The employment rate for Chinese college graduates remains stable, with more graduates employed by private enterprises, a recent survey shows.
The employment rate of college graduates in 2015 was 91.7 percent, basically flat compared with 92.1 percent in 2014 and 91.4 percent in 2013, according to a survey by education research company MyCOS Institute released Sunday.
Breaking the numbers down, 92.2 percent of university graduates and 91.2 percent of graduates from junior colleges and higher vocational schools found jobs, according to the survey.

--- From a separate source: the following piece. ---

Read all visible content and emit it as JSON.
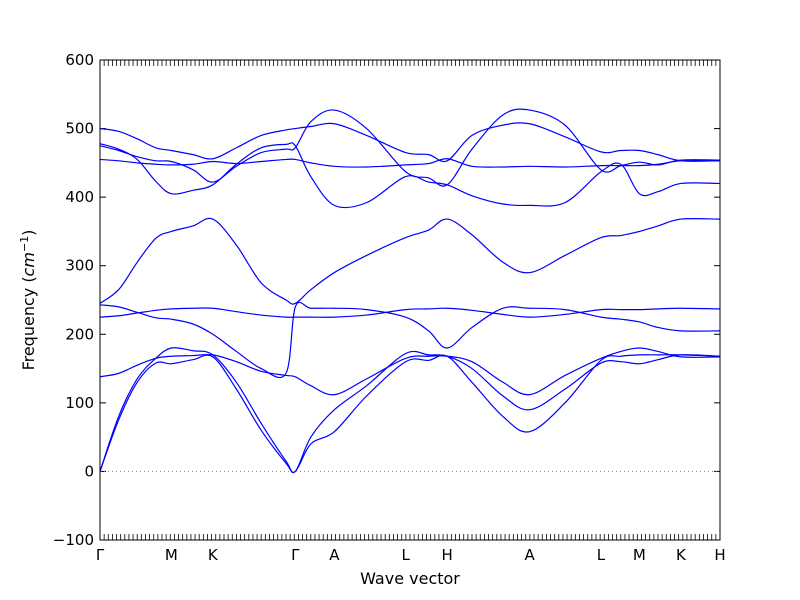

Some 250,000 college graduates in 30 provincial-level regions on the mainland were interviewed six months after they graduated last year.
Of that number, 59 percent were employed by private firms, up 5 percentage points than two years before, while the employment rates in state-owned enterprises, foreign-owned companies and joint ventures dropped, according to the survey.
More graduates are starting their own businesses, with 3 percent registering as self-employed in 2015. Most graduates secured start-up funding from their parents, relatives, friends or personal savings, said the survey.
Industries including education, medicare, media, information and communications hired more graduates while construction and hardware manufacturing sectors employed less.
The survey also covered some 41,000 employees who graduated from college in 2012. Their average monthly income was 5,696 yuan (about 868 U.S. dollars), 87 percent more than what they earned three years ago, according to the MyCOS survey.